HANFORD -- Rosaura Mendoza tries to feed and clothe two young daughters on a $13-an-hour wage at the Marquez
Brothers-El Mexicano cheese factory here, hoping for a slice of the American Dream.
A year ago, Mendoza and a few of her friends stood up to their bosses.
"I could find another job," said Mendoza, who started working at the plant 13 years ago when she was 20. "Others maybe can't. I feel like I need to help them."
In a matter of weeks, Mendoza helped gather signatures of 168 workers wanting to join the Teamsters, a strong showing in a factory that employs about 200. But while the workers certified the Teamsters as their union in July, contracts talks have stalled. Nine months later, the fight is getting nastier.
Workers allege intimidation by bosses, and Assembly Democrats, doing labor's bidding, have threatened the company.
Teamster attorney John Provost has tried to force a resolution by requesting a last and best offer from Marquez Brothers. He complained to the National Labor Relations Board that Marquez is bargaining in bad faith and has recriminated against workers. Robert Millman, the Marquez lawyer, shrugged off the accusations and said first contracts often take months to negotiate.
After negotiations broke down last week, Mendoza and a few other workers sat at a restaurant a few blocks from the Marquez Brothers' red-and-white-tiled factory facade. They all want better pay and benefits. But more important, they said, the company treats workers badly, ironic given the Marquez family's immigrant roots and the people who buy their cheese.
"His empire is built on the backs of his own folks," said Isaac Salgado, who manages waste water from cheese production, referring to chief executive Gustavo Marquez.
The Teamsters are well aware of all that. The union also knows that Latinos are key to its future.

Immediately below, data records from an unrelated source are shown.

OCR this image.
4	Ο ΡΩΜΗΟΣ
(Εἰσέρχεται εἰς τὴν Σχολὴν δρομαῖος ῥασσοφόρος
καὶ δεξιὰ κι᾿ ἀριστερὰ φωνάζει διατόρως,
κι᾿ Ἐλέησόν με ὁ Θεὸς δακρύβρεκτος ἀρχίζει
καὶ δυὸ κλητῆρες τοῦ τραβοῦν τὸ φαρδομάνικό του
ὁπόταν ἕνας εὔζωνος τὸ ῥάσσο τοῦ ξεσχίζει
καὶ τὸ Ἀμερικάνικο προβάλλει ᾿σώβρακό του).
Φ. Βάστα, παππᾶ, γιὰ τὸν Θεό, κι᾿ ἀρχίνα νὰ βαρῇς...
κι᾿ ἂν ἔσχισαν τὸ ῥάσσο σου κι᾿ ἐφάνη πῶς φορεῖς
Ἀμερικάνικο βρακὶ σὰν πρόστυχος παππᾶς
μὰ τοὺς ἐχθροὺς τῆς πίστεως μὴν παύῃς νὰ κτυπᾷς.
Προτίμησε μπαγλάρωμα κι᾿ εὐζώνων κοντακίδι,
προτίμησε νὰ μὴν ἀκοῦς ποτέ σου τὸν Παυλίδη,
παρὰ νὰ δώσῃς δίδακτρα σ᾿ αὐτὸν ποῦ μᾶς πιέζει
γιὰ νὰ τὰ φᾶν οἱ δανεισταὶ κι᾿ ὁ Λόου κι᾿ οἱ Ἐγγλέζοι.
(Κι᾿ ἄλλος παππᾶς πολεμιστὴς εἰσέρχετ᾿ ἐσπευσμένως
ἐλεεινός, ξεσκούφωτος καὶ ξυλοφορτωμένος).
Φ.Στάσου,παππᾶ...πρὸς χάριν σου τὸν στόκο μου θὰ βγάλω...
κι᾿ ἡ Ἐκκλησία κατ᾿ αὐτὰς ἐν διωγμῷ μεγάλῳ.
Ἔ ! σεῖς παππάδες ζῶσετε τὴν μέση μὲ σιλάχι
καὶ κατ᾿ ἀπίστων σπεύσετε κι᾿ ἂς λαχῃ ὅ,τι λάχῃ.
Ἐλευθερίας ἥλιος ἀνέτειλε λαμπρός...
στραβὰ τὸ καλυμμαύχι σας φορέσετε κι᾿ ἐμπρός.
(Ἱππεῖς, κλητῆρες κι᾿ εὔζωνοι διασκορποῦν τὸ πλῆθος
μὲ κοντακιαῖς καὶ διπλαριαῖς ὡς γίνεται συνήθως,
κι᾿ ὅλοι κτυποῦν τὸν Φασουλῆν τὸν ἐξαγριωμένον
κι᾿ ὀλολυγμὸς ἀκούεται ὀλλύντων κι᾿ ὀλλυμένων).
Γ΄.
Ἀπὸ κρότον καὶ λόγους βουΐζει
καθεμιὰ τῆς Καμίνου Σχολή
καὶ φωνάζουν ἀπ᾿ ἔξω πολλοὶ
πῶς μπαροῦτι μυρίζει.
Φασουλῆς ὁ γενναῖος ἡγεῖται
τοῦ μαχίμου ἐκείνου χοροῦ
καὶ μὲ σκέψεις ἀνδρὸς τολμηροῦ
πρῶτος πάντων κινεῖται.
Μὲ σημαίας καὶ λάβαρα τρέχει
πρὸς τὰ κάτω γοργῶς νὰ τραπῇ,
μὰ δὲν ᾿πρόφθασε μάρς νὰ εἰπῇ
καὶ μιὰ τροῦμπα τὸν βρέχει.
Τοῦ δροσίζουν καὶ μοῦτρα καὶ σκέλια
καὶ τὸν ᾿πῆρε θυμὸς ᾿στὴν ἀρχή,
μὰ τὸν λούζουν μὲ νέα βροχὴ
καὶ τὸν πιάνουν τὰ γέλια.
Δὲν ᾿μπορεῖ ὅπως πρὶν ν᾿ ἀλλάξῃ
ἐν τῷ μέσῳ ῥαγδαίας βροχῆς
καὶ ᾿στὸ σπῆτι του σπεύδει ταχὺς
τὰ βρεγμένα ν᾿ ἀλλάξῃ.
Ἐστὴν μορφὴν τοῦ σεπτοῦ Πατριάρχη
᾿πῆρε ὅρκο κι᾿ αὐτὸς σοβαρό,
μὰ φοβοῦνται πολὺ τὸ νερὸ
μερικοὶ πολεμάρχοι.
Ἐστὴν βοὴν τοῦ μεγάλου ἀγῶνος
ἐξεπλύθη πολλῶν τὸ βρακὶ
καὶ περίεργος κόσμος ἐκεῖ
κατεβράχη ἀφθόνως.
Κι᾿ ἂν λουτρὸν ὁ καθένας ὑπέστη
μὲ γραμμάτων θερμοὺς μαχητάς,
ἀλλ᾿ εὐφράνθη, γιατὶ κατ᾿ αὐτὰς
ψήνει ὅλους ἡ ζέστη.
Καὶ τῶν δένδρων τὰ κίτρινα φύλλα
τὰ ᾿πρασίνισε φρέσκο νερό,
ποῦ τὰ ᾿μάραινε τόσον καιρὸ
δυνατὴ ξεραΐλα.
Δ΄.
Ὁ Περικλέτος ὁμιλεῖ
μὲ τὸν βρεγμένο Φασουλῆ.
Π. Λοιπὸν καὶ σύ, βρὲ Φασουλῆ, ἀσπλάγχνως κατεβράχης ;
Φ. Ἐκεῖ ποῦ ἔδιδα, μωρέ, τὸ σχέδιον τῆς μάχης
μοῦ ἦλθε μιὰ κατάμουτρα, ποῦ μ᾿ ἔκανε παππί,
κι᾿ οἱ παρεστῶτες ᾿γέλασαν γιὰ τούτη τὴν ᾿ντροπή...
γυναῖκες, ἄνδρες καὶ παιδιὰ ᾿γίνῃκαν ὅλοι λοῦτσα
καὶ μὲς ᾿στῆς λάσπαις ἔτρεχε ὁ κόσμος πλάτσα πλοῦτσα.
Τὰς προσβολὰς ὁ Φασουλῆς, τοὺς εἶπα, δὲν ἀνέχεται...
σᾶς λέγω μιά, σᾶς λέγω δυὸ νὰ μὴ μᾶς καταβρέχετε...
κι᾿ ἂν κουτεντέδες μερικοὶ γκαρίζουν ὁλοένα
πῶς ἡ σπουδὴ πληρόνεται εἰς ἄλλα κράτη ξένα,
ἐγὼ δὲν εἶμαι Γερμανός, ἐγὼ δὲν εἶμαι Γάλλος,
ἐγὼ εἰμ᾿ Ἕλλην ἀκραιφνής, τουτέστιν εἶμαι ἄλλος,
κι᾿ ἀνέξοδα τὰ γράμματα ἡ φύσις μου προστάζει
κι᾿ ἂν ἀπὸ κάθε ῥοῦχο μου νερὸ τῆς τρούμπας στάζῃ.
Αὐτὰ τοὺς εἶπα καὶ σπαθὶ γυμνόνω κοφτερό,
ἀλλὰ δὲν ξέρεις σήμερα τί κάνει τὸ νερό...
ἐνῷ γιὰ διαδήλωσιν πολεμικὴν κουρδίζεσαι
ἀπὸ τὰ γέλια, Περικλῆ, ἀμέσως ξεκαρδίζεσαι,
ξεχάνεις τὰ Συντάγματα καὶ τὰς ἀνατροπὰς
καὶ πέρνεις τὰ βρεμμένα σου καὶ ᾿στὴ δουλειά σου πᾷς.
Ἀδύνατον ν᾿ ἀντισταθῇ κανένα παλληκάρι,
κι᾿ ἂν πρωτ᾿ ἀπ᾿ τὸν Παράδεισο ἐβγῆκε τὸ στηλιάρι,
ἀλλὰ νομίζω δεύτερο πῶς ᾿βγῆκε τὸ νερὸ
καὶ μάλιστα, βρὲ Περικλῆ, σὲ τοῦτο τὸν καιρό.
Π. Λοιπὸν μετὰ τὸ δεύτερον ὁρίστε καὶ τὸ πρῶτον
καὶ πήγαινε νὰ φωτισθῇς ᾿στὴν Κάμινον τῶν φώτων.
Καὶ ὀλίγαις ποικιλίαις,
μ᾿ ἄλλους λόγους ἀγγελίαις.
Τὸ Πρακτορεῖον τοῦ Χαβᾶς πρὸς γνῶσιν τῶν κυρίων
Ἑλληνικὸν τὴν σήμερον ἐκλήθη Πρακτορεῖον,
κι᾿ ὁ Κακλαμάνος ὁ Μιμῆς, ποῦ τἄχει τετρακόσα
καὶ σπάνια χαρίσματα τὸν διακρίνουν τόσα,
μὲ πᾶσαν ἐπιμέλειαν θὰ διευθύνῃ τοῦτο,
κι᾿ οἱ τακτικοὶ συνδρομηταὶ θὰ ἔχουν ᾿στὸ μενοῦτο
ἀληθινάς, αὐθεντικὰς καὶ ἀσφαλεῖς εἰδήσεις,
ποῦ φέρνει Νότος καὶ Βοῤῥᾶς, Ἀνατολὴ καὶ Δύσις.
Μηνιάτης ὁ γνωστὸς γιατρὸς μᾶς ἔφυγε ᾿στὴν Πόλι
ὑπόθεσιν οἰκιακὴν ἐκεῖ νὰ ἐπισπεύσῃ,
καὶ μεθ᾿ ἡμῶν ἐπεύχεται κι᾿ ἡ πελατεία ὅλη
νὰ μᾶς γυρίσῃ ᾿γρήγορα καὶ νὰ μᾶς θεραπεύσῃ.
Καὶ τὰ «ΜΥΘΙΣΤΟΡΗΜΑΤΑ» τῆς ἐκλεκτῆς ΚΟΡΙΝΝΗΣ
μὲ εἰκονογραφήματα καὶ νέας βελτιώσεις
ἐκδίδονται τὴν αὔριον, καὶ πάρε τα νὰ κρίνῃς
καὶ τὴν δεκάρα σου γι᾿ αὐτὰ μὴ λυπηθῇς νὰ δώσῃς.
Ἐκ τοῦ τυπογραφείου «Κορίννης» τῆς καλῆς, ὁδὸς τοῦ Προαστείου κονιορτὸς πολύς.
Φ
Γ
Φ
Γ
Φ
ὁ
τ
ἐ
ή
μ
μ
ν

The union plans to organize more Central Valley food processors, which makes winning a contract at Marquez more important.
"This campaign is about empowering Latinos," said Doug Block, a Teamster leader.
Gustavo Marquez didn't talk to me, at Millman's advice and that of his public relations consultant. But by all indications, he is a study in free enterprise. He emigrated from Mexico in 1973 when he was about 16 and found work washing dishes.
He and his wife bought an industrial food tub in 1981, started making cheese in their San Jose garage and supplied grocery stores that catered to Mexican immigrants.
Marquez Brothers has come a long way. It doesn't disclose its revenue, but it's the nation's largest producer of Mexican cheese. It also produces whey, chorizo, jalapeños, salsa, bottled water and sweets. A subsidiary promotes wrestling, boxing and concerts catering to Mexican immigrants.
Marquez understands that the Central Valley job market is tough and is especially harsh for people who don't speak English.
Just as the Teamsters introduced me to union backers, company executives asked union skeptics to talk at a restaurant across from the factory. Shortly after going to work at the factory 15 years ago, Deliliah Cancio's husband died. She was touched that one of the Marquez brothers, Juan, attended the funeral. Her boss gave her two weeks off when her mother died, though the policy is for a three-day bereavement.
"I have babies to feed. Nobody is going to do that for me," said Cancio, a mother of eight.
Public employee unions cement their positions with campaign donations and get-out-the-vote drives that prop up politicians who ratify their pay packages.
For unions that organize private employers, winning contracts is a slog, one complicated by a U.S. Court of Appeals decision in January that calls into question the authority of the National Labor Relations Board to enforce its orders.
"Many employers are taking the position that they're not going to cooperate with the NLRB," said William B. Gould IV, a Stanford Law School professor and former NLRB chairman. "Since any NLRB order can be appealed to that court, all parties know that its orders don't have the force of law at present."
In California's Capitol, the situation is different. The Teamsters showed their clout at a March 6 Assembly Labor and Employment Committee hearing focusing on intimidation of workers, particularly immigrants.
Marquez Brothers sent executives to the hearing, keeping tabs on Marquez employees who testified. I don't doubt that bad bosses retaliate. But as is often the case in the Assembly these days, the hearing was a show, and Assemblyman Roger Hernandez, a San Gabriel Valley Democrat who presides over the committee, was the one issuing threats.
"This committee will not tolerate any retaliation," Hernandez declared, warning that he would subpoena Marquez if any of the workers who testified were fired, and eliciting an ovation from the audience. A month after the hearing, Marquez did fire a worker who testified. Hernandez has not said whether he will follow through on his pledge.
The Marquez Brothers fight will get rougher and spread as workers like Mendoza seek better wages and benefits from bosses like Marquez.
Labor Democrats like Hernandez will bloviate. Perhaps they should look for ways to help factories, particularly ones that provide jobs in regions where unemployment is disgracefully high.